Technology & Progression

It's unlikely every field will change with each TL, but communications technology is a huge factor. The main difference between the 1980s and now is internet/digital. We are still using rockets, cars, airplanes, rifles, refrigerators, fossil fuels, etc.

Radio changed things. Internet changed things. Telegraph & Telephones probably felt like a pretty radical change at the time.
 
So the question then becomes which technologies represent TL paradigm changes. Materials technology? Energy generation?

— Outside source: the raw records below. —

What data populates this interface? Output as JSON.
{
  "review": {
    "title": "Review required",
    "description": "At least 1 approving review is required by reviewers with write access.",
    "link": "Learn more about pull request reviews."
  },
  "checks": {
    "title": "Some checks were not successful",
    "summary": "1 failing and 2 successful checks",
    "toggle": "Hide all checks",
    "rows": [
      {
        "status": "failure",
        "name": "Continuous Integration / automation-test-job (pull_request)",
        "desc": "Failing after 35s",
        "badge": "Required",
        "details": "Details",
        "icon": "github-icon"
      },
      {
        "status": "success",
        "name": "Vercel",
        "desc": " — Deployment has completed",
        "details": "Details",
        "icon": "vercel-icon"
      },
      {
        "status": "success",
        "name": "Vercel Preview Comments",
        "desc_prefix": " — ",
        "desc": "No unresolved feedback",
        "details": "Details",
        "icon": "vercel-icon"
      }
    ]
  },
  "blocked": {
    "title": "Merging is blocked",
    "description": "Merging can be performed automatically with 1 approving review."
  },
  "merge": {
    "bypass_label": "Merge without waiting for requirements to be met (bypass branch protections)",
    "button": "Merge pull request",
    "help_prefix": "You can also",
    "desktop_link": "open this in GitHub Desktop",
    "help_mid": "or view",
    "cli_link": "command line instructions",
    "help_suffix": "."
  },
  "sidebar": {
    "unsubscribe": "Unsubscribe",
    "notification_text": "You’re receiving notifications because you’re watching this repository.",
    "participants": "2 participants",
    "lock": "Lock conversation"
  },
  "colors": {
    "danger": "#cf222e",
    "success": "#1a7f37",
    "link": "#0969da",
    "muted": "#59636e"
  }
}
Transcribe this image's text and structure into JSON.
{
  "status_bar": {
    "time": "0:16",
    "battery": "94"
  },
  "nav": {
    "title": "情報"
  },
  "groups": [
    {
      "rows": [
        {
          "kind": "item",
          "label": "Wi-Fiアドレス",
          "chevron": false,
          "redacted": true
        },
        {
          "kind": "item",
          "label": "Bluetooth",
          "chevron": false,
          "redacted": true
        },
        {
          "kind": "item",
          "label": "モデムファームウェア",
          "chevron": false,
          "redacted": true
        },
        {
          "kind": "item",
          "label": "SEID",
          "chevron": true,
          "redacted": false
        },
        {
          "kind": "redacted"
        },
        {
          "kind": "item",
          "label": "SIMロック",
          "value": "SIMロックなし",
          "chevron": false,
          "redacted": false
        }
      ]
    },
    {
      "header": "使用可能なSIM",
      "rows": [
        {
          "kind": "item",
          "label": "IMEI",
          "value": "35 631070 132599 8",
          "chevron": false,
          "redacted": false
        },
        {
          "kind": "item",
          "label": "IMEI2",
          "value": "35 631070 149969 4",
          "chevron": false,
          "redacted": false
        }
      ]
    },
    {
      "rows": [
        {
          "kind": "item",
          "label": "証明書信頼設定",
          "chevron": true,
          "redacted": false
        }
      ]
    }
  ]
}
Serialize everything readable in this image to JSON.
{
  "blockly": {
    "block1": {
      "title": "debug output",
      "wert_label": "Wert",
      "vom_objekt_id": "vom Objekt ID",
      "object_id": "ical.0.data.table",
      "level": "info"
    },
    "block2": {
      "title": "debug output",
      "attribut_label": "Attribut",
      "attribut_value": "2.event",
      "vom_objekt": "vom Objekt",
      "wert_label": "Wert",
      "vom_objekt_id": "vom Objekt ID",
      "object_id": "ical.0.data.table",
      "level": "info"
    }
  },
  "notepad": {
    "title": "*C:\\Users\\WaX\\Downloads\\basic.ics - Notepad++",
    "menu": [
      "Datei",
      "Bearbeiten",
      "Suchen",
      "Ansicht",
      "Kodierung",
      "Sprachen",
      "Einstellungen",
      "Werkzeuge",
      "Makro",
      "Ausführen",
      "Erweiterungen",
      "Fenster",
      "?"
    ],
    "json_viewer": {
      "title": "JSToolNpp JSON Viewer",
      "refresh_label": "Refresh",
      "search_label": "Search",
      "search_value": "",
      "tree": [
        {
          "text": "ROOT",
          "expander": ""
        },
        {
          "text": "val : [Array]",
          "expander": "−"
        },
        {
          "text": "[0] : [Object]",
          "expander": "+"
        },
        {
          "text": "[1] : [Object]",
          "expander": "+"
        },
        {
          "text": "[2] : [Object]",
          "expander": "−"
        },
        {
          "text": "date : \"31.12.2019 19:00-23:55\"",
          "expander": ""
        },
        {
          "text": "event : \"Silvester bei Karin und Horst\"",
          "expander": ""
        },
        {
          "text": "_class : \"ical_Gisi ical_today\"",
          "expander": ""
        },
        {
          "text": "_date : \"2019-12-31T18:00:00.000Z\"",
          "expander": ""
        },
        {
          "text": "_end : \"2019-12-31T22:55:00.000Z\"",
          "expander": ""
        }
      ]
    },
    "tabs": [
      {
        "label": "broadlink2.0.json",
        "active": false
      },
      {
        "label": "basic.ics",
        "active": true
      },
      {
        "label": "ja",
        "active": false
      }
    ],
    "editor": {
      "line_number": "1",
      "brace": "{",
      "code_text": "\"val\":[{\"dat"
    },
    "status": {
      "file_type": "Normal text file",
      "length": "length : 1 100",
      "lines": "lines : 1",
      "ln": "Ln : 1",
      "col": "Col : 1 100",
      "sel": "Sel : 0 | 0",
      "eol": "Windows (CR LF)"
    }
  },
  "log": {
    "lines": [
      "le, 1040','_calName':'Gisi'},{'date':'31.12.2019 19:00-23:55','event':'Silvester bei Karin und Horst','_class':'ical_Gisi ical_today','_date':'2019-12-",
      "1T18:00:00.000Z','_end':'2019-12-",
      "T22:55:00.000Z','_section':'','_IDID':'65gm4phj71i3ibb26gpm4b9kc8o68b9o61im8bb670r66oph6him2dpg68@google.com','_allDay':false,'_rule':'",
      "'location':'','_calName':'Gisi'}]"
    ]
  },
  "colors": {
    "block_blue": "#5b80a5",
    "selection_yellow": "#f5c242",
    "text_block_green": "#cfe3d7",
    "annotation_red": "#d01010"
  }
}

Fire->lime, cement, a few metals, pottery
Furnace->glass, more metals, ceramics
Blast furnace->industrial revolution

Glass->lenses->microscope/telescope

Muscle power, animal power, wind, water
steam engine->industrial revolution

Static electricity, chemical reaction generated electricity
industrial revolution->mechanical generation of electricity

electricity, chemical reaction ratios, radioactivity, brownian motion->atomic theory
James Burke has a programme back in the day called Connections. Each episode he told the story of how a modern technological marvel (well modern int he 70's) came to be and all the hinges of history flip-flopped to enable it to happen. My biggest take away was that it was all tangled up. An advancement in just one technology generally didn't take until some often completely tangential technology came along and enabled it.

A change in power source is often the thing that makes things easier and therefore cheaper and this usually creates a step change from the normal gradual increment of better or cheaper or faster.